The debt ceiling represents the maximum amount of money the U.S. government can borrow to pay its bills.
Raising it means it can issue more debt to generate more capital. But since the Fed is not buying bonds anymore thanks to its “quantitative tightening” and the flow of available money crashing, U.S. government debt may find it hard to attract buyers.
In other words, a deflationary recession is coming, with Meyers believing it will force the Fed to return to a quantitive easing policy.
“When the debt ceiling is lifted and credit-contraction leads to economic crisis... They will have to print money on a massive scale,” he stated, adding:
“Bitcoin was the winner during the last round of stimulus.“
Dollar credibility blow would boost Bitcoin price
The government has already hit its $31.4 trillion debt ceiling in January 2023 and theoretically cannot generate more capital until the U.S. Senate passes the bill to raise the ceiling.
However, it’s unlikely to pass the Senate, with President Joe Biden also vowing to veto the bill.
The standoff could result in the U.S. government defaulting on its debt in June, which poses negative consequences for the U.S. dollar, according to Jeff John Roberts, crypto editor at Fortune.
“If [Republicans] decide to go the kamikaze route during the current debt ceiling standoff, it will deliver another major hit to the dollar’s credibility—and a further boost to Bitcoin,” he stated.
Meanwhile, former U.S. Treasury Secretary Lawrence Summers downplayed the fears associated with a potential debt default, saying the odds of it happening stand under 2%:
“I think the odds that we will default in the sense of insolvency, and over some interval people who hold bonds will not be able to get paid, are - assuming the absence of a major war - certainly under 2% over the next decade.“
Fed won’t do quantitative easing, bears argue
Presenting a similar outlook, analyst TedTalksMacro says extending the debt ceiling would ensure that the Fed continues contracting its balance sheet through ongoing quantitative tightening (QT).

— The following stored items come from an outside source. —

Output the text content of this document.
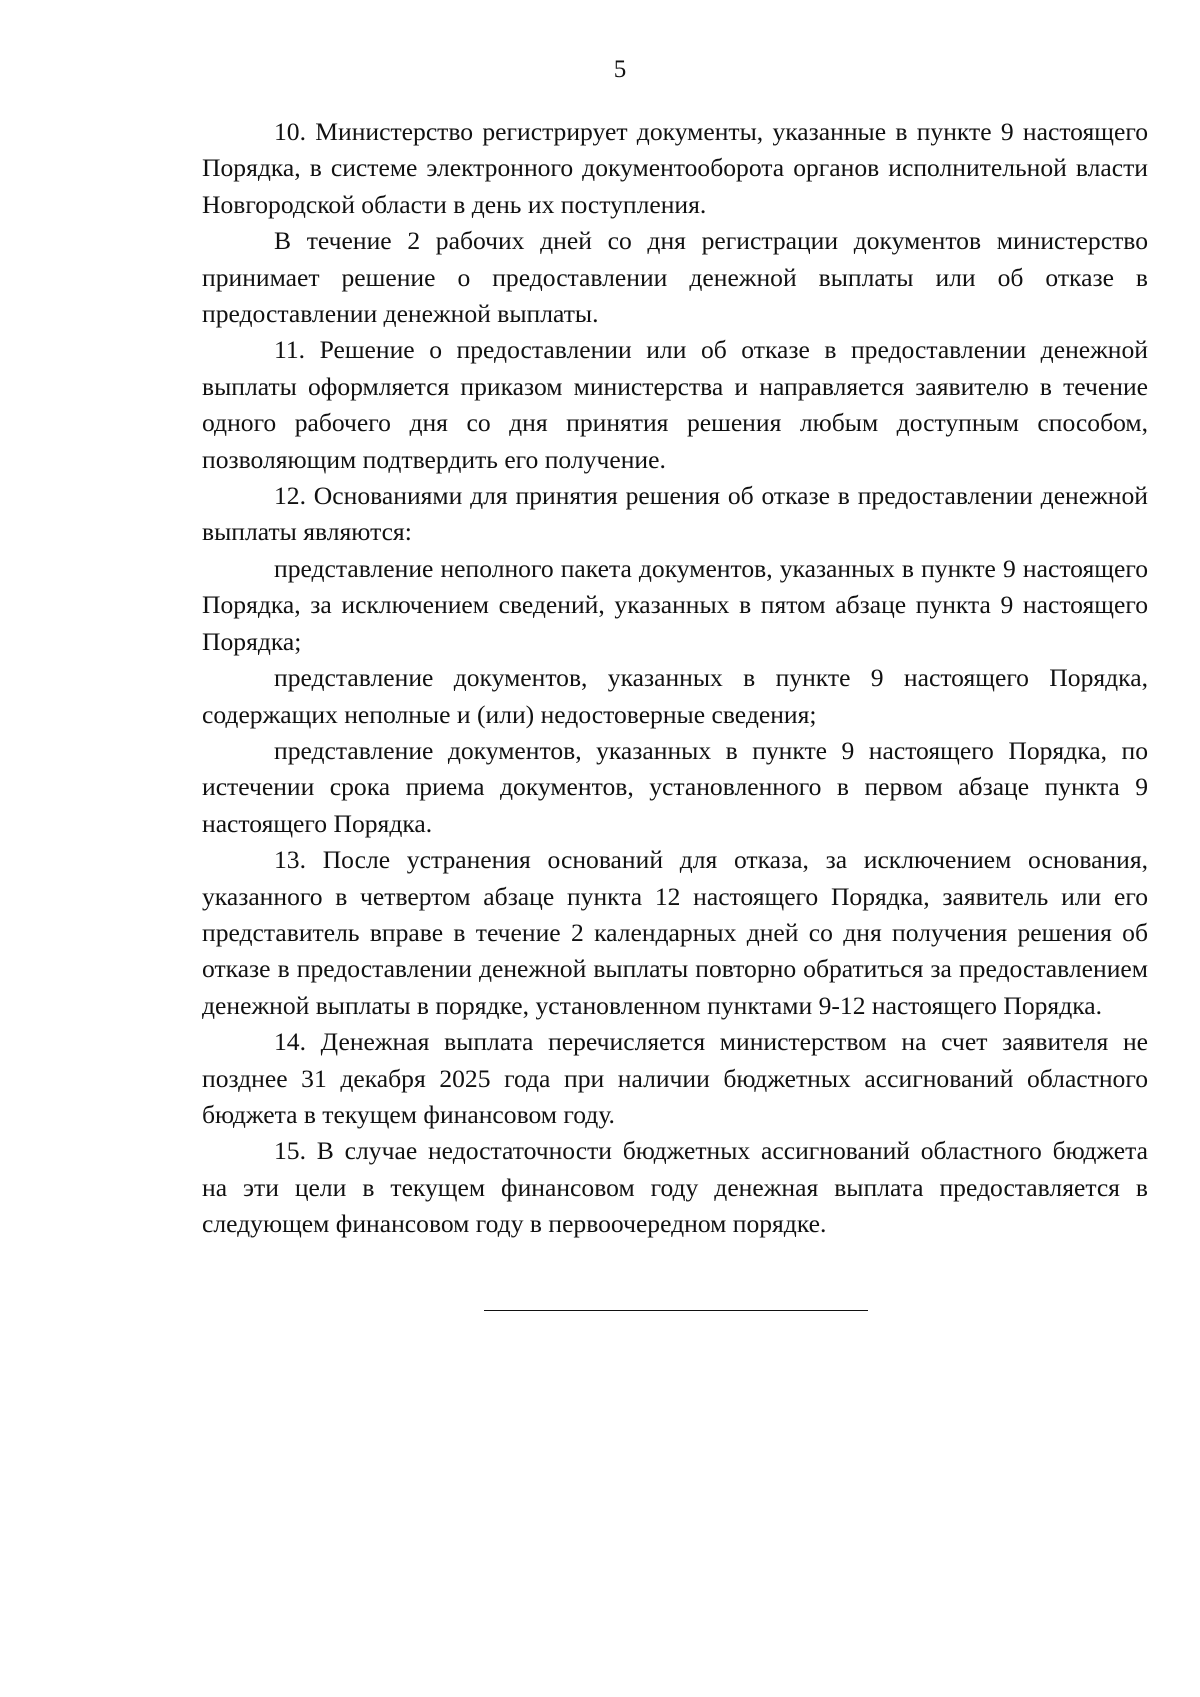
5

10. Министерство регистрирует документы, указанные в пункте 9 настоящего Порядка, в системе электронного документооборота органов исполнительной власти Новгородской области в день их поступления.

В течение 2 рабочих дней со дня регистрации документов министерство принимает решение о предоставлении денежной выплаты или об отказе в предоставлении денежной выплаты.

11. Решение о предоставлении или об отказе в предоставлении денежной выплаты оформляется приказом министерства и направляется заявителю в течение одного рабочего дня со дня принятия решения любым доступным способом, позволяющим подтвердить его получение.

12. Основаниями для принятия решения об отказе в предоставлении денежной выплаты являются:

представление неполного пакета документов, указанных в пункте 9 настоящего Порядка, за исключением сведений, указанных в пятом абзаце пункта 9 настоящего Порядка;

представление документов, указанных в пункте 9 настоящего Порядка, содержащих неполные и (или) недостоверные сведения;

представление документов, указанных в пункте 9 настоящего Порядка, по истечении срока приема документов, установленного в первом абзаце пункта 9 настоящего Порядка.

13. После устранения оснований для отказа, за исключением основания, указанного в четвертом абзаце пункта 12 настоящего Порядка, заявитель или его представитель вправе в течение 2 календарных дней со дня получения решения об отказе в предоставлении денежной выплаты повторно обратиться за предоставлением денежной выплаты в порядке, установленном пунктами 9-12 настоящего Порядка.

14. Денежная выплата перечисляется министерством на счет заявителя не позднее 31 декабря 2025 года при наличии бюджетных ассигнований областного бюджета в текущем финансовом году.

15. В случае недостаточности бюджетных ассигнований областного бюджета на эти цели в текущем финансовом году денежная выплата предоставляется в следующем финансовом году в первоочередном порядке.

That points to lower liquidity and, in turn, more downside pressure for Bitcoin.
“One caveat to the liquidity down/sideways for the rest of 2023 would be the Fed winding up or slowing the current pace QT,” TedTalksMacro adds.
This article does not contain investment advice or recommendations. Every investment and trading move involves risk, and readers should conduct their own research when making a decision.